Build artifacts are stored in a Git tag like pantheon_build_artifacts_$BRANCHNAME, where $BRANCHNAME is the name of the environment or Multidev feature branch.

It is a requirement that all build artifacts should be ignored in the .gitignore file. Ensure you add entries to the .gitignore any time you modify the build to move installation files to a new locations.

Add Dependencies to Your Upstream

  1. Clone the Git repository for your Custom Upstream.

  2. Require the Custom Upstream management package if you have not already:

    composer require pantheon-systems/upstream-management
  3. Run the composer upstream:require command for each dependency:

    composer upstream-require drupal/pkg-name [--no-update]
  4. Commit and push your changes.

Update Dependencies in Your Upstream

You may need to pin specific versions of your dependencies in your Custom Upstream. This is normally done with the composer.lock file. However, including the composer.lock file in the root of the Custom Upstream causes merge conflicts with your downstream sites. You can use the upstream:update-dependencies composer command to solve this problem.

  1. Run composer update-upstream-dependencies in your custom upstream repository.

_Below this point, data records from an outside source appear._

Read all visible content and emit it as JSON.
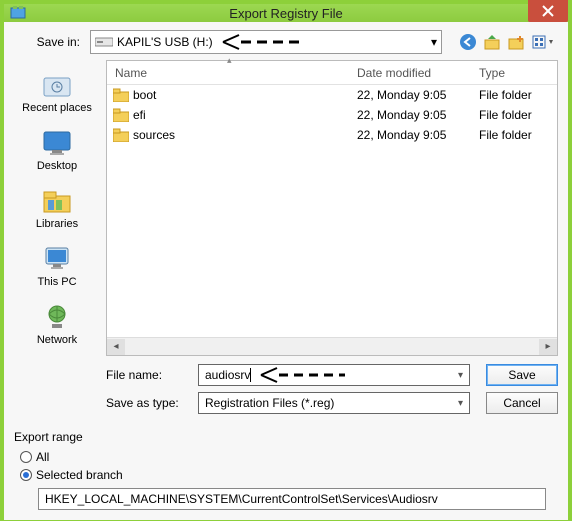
{
  "window": {
    "title": "Export Registry File"
  },
  "toolbar": {
    "save_in_label": "Save in:",
    "drive_label": "KAPIL'S USB (H:)",
    "back_icon": "back-icon",
    "up_icon": "up-folder-icon",
    "new_icon": "new-folder-icon",
    "view_icon": "views-icon"
  },
  "places": [
    {
      "label": "Recent places"
    },
    {
      "label": "Desktop"
    },
    {
      "label": "Libraries"
    },
    {
      "label": "This PC"
    },
    {
      "label": "Network"
    }
  ],
  "columns": {
    "name": "Name",
    "date": "Date modified",
    "type": "Type"
  },
  "files": [
    {
      "name": "boot",
      "date": "22, Monday 9:05",
      "type": "File folder"
    },
    {
      "name": "efi",
      "date": "22, Monday 9:05",
      "type": "File folder"
    },
    {
      "name": "sources",
      "date": "22, Monday 9:05",
      "type": "File folder"
    }
  ],
  "fields": {
    "file_name_label": "File name:",
    "file_name_value": "audiosrv",
    "save_as_type_label": "Save as type:",
    "save_as_type_value": "Registration Files (*.reg)",
    "save_btn": "Save",
    "cancel_btn": "Cancel"
  },
  "export_range": {
    "legend": "Export range",
    "all_label": "All",
    "selected_label": "Selected branch",
    "branch_path": "HKEY_LOCAL_MACHINE\\SYSTEM\\CurrentControlSet\\Services\\Audiosrv"
  },
  "annotations": {
    "arrow_glyph": "< – –",
    "arrow_glyph2": "< – – –"
  }
}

The upstream:update-dependencies command will:

    • Create or update a upstream-configuration/composer.lock file.

    • Create or update a upstream-configuration/locked/composer.json file with all packages from composer.lock and their pinned versions.

    • Update the top-level composer.json repositories section for upstream-configuration to use upstream-configuration/locked instead of just upstream-configuration (if not done previously).

  2. Commit the changes and begin using the pinned versions in your downstream sites. This allows you to make sure that you use specific versions for the packages in your Custom Upstream.